When the host calls .reject() on an abort-aware promise, it flips a bit in the shared bitset. The worker can poll toolkit.hasAborted() to check that bit and bail out early.

This is cooperative, not preemptive — the worker must check. If it doesn’t, the host promise still rejects immediately, but the worker task runs to completion in the background.

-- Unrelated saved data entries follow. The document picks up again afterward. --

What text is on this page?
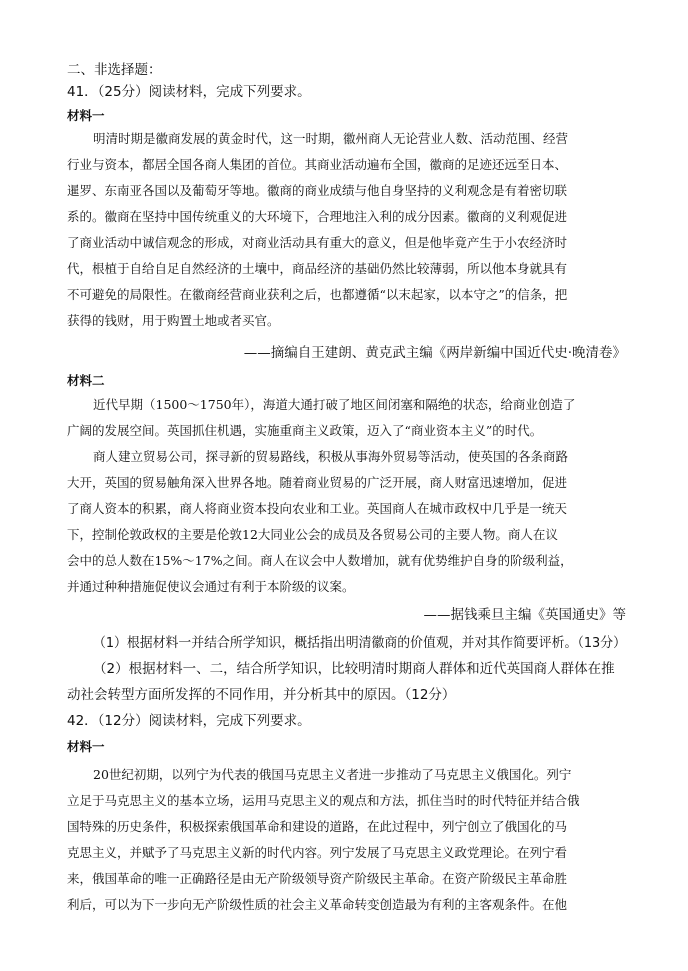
二、非选择题：
41．（25分）阅读材料，完成下列要求。
材料一
明清时期是徽商发展的黄金时代，这一时期，徽州商人无论营业人数、活动范围、经营
行业与资本，都居全国各商人集团的首位。其商业活动遍布全国，徽商的足迹还远至日本、
暹罗、东南亚各国以及葡萄牙等地。徽商的商业成绩与他自身坚持的义利观念是有着密切联
系的。徽商在坚持中国传统重义的大环境下，合理地注入利的成分因素。徽商的义利观促进
了商业活动中诚信观念的形成，对商业活动具有重大的意义，但是他毕竟产生于小农经济时
代，根植于自给自足自然经济的土壤中，商品经济的基础仍然比较薄弱，所以他本身就具有
不可避免的局限性。在徽商经营商业获利之后，也都遵循“以末起家，以本守之”的信条，把
获得的钱财，用于购置土地或者买官。
——摘编自王建朗、黄克武主编《两岸新编中国近代史·晚清卷》
材料二
近代早期（1500～1750年），海道大通打破了地区间闭塞和隔绝的状态，给商业创造了
广阔的发展空间。英国抓住机遇，实施重商主义政策，迈入了“商业资本主义”的时代。
商人建立贸易公司，探寻新的贸易路线，积极从事海外贸易等活动，使英国的各条商路
大开，英国的贸易触角深入世界各地。随着商业贸易的广泛开展，商人财富迅速增加，促进
了商人资本的积累，商人将商业资本投向农业和工业。英国商人在城市政权中几乎是一统天
下，控制伦敦政权的主要是伦敦12大同业公会的成员及各贸易公司的主要人物。商人在议
会中的总人数在15%～17%之间。商人在议会中人数增加，就有优势维护自身的阶级利益，
并通过种种措施促使议会通过有利于本阶级的议案。
——据钱乘旦主编《英国通史》等
（1）根据材料一并结合所学知识，概括指出明清徽商的价值观，并对其作简要评析。（13分）
（2）根据材料一、二，结合所学知识，比较明清时期商人群体和近代英国商人群体在推
动社会转型方面所发挥的不同作用，并分析其中的原因。（12分）
42．（12分）阅读材料，完成下列要求。
材料一
20世纪初期，以列宁为代表的俄国马克思主义者进一步推动了马克思主义俄国化。列宁
立足于马克思主义的基本立场，运用马克思主义的观点和方法，抓住当时的时代特征并结合俄
国特殊的历史条件，积极探索俄国革命和建设的道路，在此过程中，列宁创立了俄国化的马
克思主义，并赋予了马克思主义新的时代内容。列宁发展了马克思主义政党理论。在列宁看
来，俄国革命的唯一正确路径是由无产阶级领导资产阶级民主革命。在资产阶级民主革命胜
利后，可以为下一步向无产阶级性质的社会主义革命转变创造最为有利的主客观条件。在他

Memory layout (per worker)

Region	Default size	Purpose
Request mailbox	Fixed (32 slots)	Call headers, host -> worker
Response mailbox	Fixed (32 slots)	Result headers, worker -> host
Request payload buffer	4 MiB initial, 64 MiB max	Argument data
Return payload buffer	4 MiB initial, 64 MiB max	Result data
Abort signal bitset	Scales with `abortSignalCapacity`	Cancellation flags

With default settings and 4 workers, the shared memory footprint is roughly: 4 workers x (2 mailboxes + 2 x 4 MiB payload buffers) ~ 32 MiB initial

Payload buffers grow on demand up to payloadMaxBytes if the runtime supports growable SharedArrayBuffer.

What Knitting does NOT do

Understanding the boundaries helps avoid misuse:

No message passing protocol. Knitting is task-call oriented. If you need pub/sub or event-style messaging, use postMessage / MessagePort.
No preemption. A long-running task blocks its lane until it finishes. Use abortSignal with hasAborted() polling for cooperative cancellation.
No cross-process or cross-machine communication. Shared memory is local to a single process.
No automatic scaling. Thread count is fixed at pool creation. You choose the parallelism level upfront.
No browser support (intentionally). Shared memory in browsers has security constraints (Spectre). Knitting stays server-side.